Les bureaux où j’allais faire mon stage étaient situés au cœur de Manhattan, à une heure en métro de mon quartier. Je me suis trompée au moins 40 fois de direction. En sortant du métro, station Grand Central, j’ai eu le drôle de sentiment d’être dans un film. Tous les éléments étaient en place: les gens qui marchaient vite, la fumée qui s’échappait des édifices, les hommes d’affaires sapés en complet-veston, les femmes d’affaires, en tailleur… À ce moment précis, j’ai compris qu’à New York tous les clichés sont vrais.
J’étais moi-même un genre de cliché ambulant, parce que j’étais loin d’être la seule fille débarquée pour goûter à la Grosse Pomme le temps d’un stage ou pour quelques mois. Parmi la horde de jeunes adultes de passage, il y a les téméraires comme moi qui ont eu la «chance» de s’endetter à l’os pour pouvoir être là; et il y a ceux qui ont le privilège d’être nés dans une famille riche, tout simplement. Je n’aurais jamais pu survivre à ces quelques mois à New York sans mes maigres économies accumulées au fil des années et sans la minuscule marge de crédit obtenue à la toute dernière minute à la banque. Et dans un sens, j’étais privilégiée moi aussi.

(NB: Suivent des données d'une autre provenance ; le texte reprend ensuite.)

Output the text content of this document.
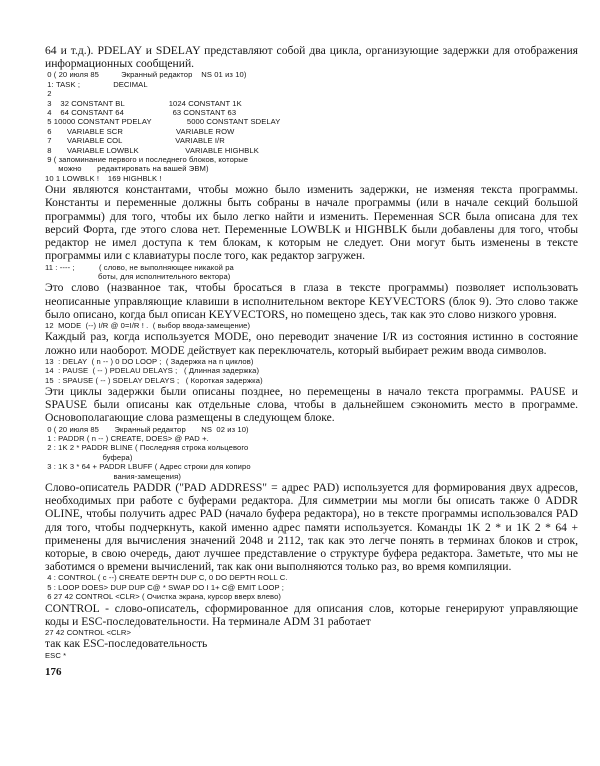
64 и т.д.). PDELAY и SDELAY представляют собой два цикла, организующие задержки для отображения информационных сообщений.

0 ( 20 июля 85          Экранный редактор    NS 01 из 10)
1: TASK ;               DECIMAL
2
3    32 CONSTANT BL                    1024 CONSTANT 1K
4    64 CONSTANT 64                      63 CONSTANT 63
5 10000 CONSTANT PDELAY                5000 CONSTANT SDELAY
6       VARIABLE SCR                        VARIABLE ROW
7       VARIABLE COL                        VARIABLE I/R
8       VARIABLE LOWBLK                     VARIABLE HIGHBLK
9 ( запоминание первого и последнего блоков, которые
можно       редактировать на вашей ЭВМ)
10 1 LOWBLK !    169 HIGHBLK !

Они являются константами, чтобы можно было изменить задержки, не изменяя текста программы. Константы и переменные должны быть собраны в начале программы (или в начале секций большой программы) для того, чтобы их было легко найти и изменить. Переменная SCR была описана для тех версий Форта, где этого слова нет. Переменные LOWBLK и HIGHBLK были добавлены для того, чтобы редактор не имел доступа к тем блокам, к которым не следует. Они могут быть изменены в тексте программы или с клавиатуры после того, как редактор загружен.

11 : ---- ;           ( слово, не выполняющее никакой ра
боты, для исполнительного вектора)

Это слово (названное так, чтобы бросаться в глаза в тексте программы) позволяет использовать неописанные управляющие клавиши в исполнительном векторе KEYVECTORS (блок 9). Это слово также было описано, когда был описан KEYVECTORS, но помещено здесь, так как это слово низкого уровня.

12  MODE  (--) I/R @ 0=I/R ! .  ( выбор ввода-замещение)

Каждый раз, когда используется MODE, оно переводит значение I/R из состояния истинно в состояние ложно или наоборот. MODE действует как переключатель, который выбирает режим ввода символов.

13  : DELAY  ( n -- ) 0 DO LOOP ;  ( Задержка на n циклов)
14  : PAUSE  ( -- ) PDELAU DELAYS ;   ( Длинная задержка)
15  : SPAUSE ( -- ) SDELAY DELAYS ;   ( Короткая задержка)

Эти циклы задержки были описаны позднее, но перемещены в начало текста программы. PAUSE и SPAUSE были описаны как отдельные слова, чтобы в дальнейшем сэкономить место в программе. Основополагающие слова размещены в следующем блоке.

0 ( 20 июля 85       Экранный редактор       NS  02 из 10)
1 : PADDR ( n -- ) CREATE, DOES> @ PAD +.
2 : 1K 2 * PADDR BLINE ( Последняя строка кольцевого
буфера)
3 : 1K 3 * 64 + PADDR LBUFF ( Адрес строки для копиро
вания-замещения)

Слово-описатель PADDR ("PAD ADDRESS" = адрес PAD) используется для формирования двух адресов, необходимых при работе с буферами редактора. Для симметрии мы могли бы описать также 0 ADDR OLINE, чтобы получить адрес PAD (начало буфера редактора), но в тексте программы использовался PAD для того, чтобы подчеркнуть, какой именно адрес памяти используется. Команды 1K 2 * и 1K 2 * 64 + применены для вычисления значений 2048 и 2112, так как это легче понять в терминах блоков и строк, которые, в свою очередь, дают лучшее представление о структуре буфера редактора. Заметьте, что мы не заботимся о времени вычислений, так как они выполняются только раз, во время компиляции.

4 : CONTROL ( c --) CREATE DEPTH DUP C, 0 DO DEPTH ROLL C.
5 : LOOP DOES> DUP DUP C@ * SWAP DO I 1+ C@ EMIT LOOP ;
6 27 42 CONTROL <CLR> ( Очистка экрана, курсор вверх влево)

CONTROL - слово-описатель, сформированное для описания слов, которые генерируют управляющие коды и ESC-последовательности. На терминале ADM 31 работает

27 42 CONTROL <CLR>

так как ESC-последовательность

ESC *
176
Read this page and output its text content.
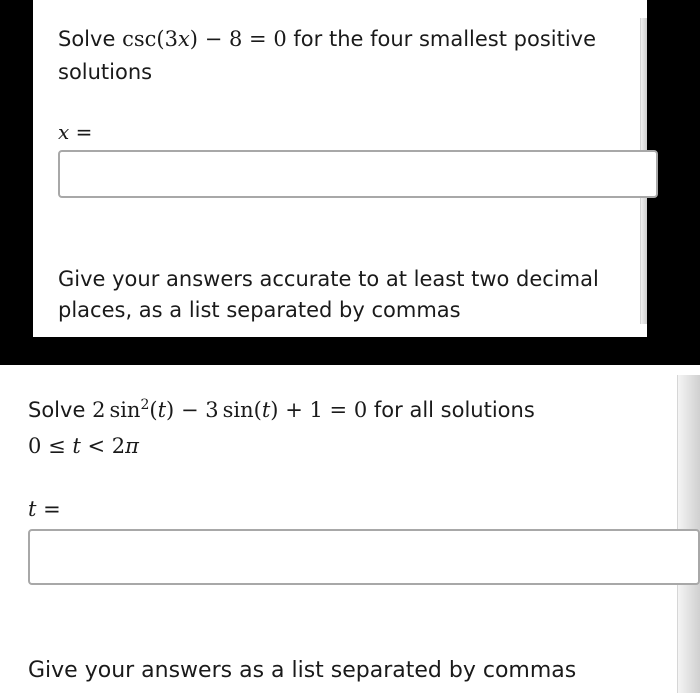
Solve csc(3x) − 8 = 0 for the four smallest positive solutions
x =
Give your answers accurate to at least two decimal places, as a list separated by commas
Solve 2 $\sin^2(t) - 3$ sin(t) + 1 = 0 for all solutions
0 ≤ t < 2π
t =
Give your answers as a list separated by commas
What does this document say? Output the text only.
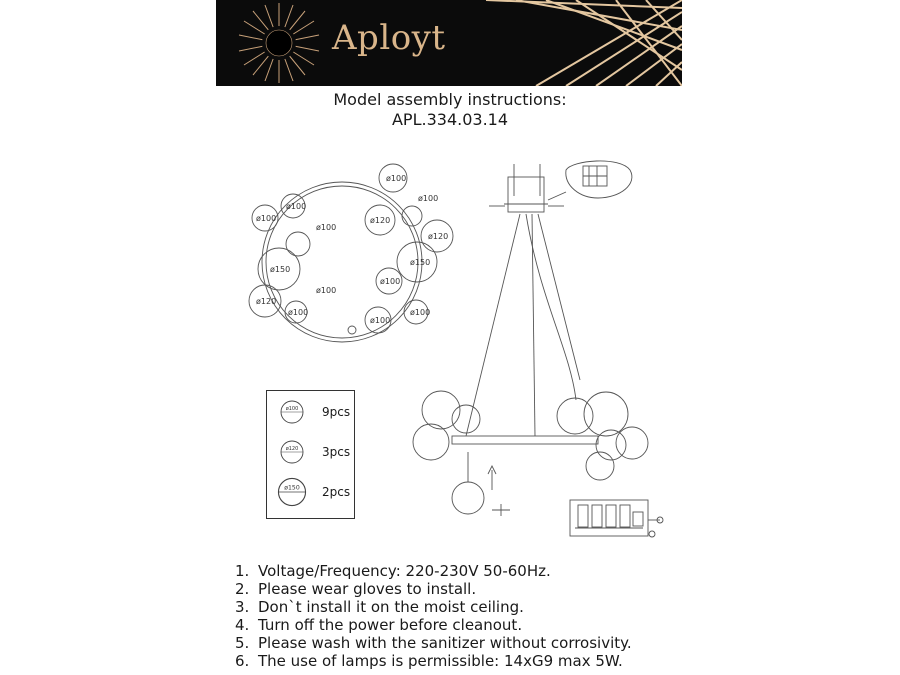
Aployt
Model assembly instructions:
APL.334.03.14
ø100
ø100
ø100	ø120
ø100
ø100
ø120
ø150
ø150
ø100
ø100
ø100
ø120
ø100
ø100
ø100 9pcs
ø120 3pcs
ø150 2pcs
1. Voltage/Frequency: 220-230V 50-60Hz.
2. Please wear gloves to install.
3. Don`t install it on the moist ceiling.
4. Turn off the power before cleanout.
5. Please wash with the sanitizer without corrosivity.
6. The use of lamps is permissible: 14xG9 max 5W.
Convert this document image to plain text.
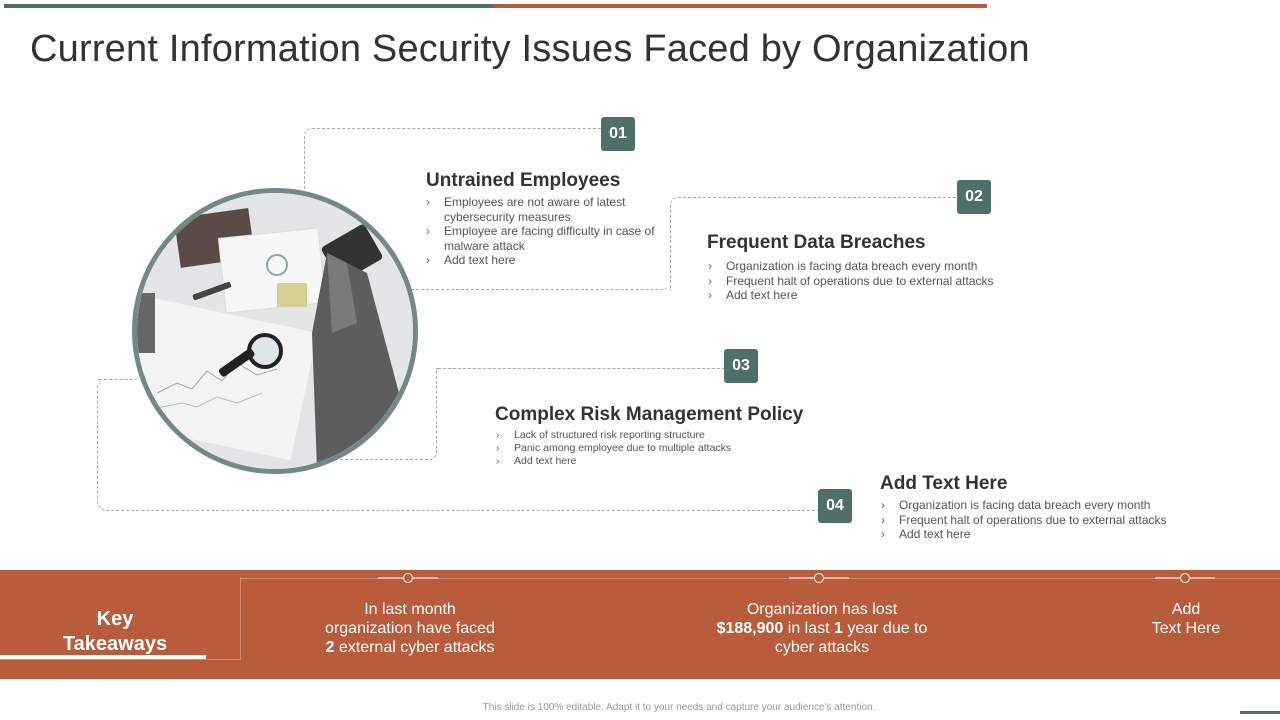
Current Information Security Issues Faced by Organization
01
Untrained Employees
› Employees are not aware of latest cybersecurity measures
› Employee are facing difficulty in case of malware attack
› Add text here
02
Frequent Data Breaches
› Organization is facing data breach every month
› Frequent halt of operations due to external attacks
› Add text here
03
Complex Risk Management Policy
› Lack of structured risk reporting structure
› Panic among employee due to multiple attacks
› Add text here
04
Add Text Here
› Organization is facing data breach every month
› Frequent halt of operations due to external attacks
› Add text here
Key
Takeaways
In last month
organization have faced
2 external cyber attacks
Organization has lost
$188,900 in last 1 year due to
cyber attacks
Add
Text Here
This slide is 100% editable. Adapt it to your needs and capture your audience's attention.
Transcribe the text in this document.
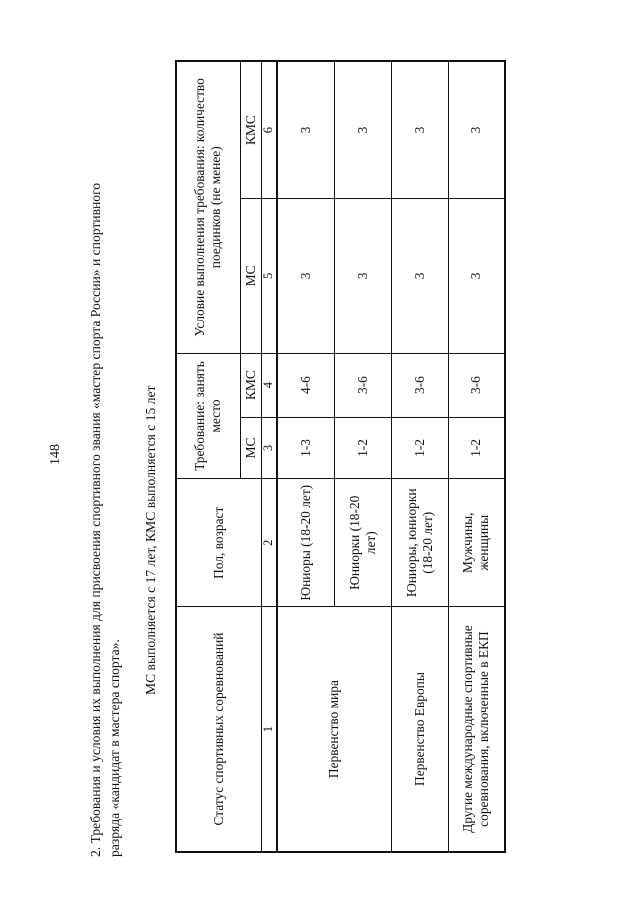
148 2. Требования и условия их выполнения для присвоения спортивного звания «мастер спорта России» и спортивного разряда «кандидат в мастера спорта».

МС выполняется с 17 лет, КМС выполняется с 15 лет
Статус спортивных соревнований	Пол, возраст	Требование: занять место		Условие выполнения требования: количество поединков (не менее)	
		МС	КМС	МС	КМС
1	2	3	4	5	6
Первенство мира	Юниоры (18-20 лет)	1-3	4-6	3	3
	Юниорки (18-20 лет)	1-2	3-6	3	3
Первенство Европы	Юниоры, юниорки (18-20 лет)	1-2	3-6	3	3
Другие международные спортивные соревнования, включенные в ЕКП	Мужчины, женщины	1-2	3-6	3	3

Le stress financier s’est toutefois rapidement installé dans ma routine sans crier gare. Devais-je aller prendre l’apéro dans un bar huppé de Manhattan avec les autres stagiaires ou prétexter un «empêchement» de dernière minute? Aller faire l’épicerie à crédit pour mon souper du soir ou me laisser inviter à une date?
Il y avait aussi le fait que j’avais perdu ma carte de métro à 121 $ US (environ 160 $ CA) deux jours seulement après l’avoir achetée. Damn! Mon compte en banque rétrécissait à vue d’œil, et je vivais dans le déni total. J’ai su que mon karma avait touché le fond le jour où j’ai littéralement dormi dans le jardin de ma grande maison victorienne, car j’avais perdu les clés de la porte d’entrée après une soirée un peu trop arrosée.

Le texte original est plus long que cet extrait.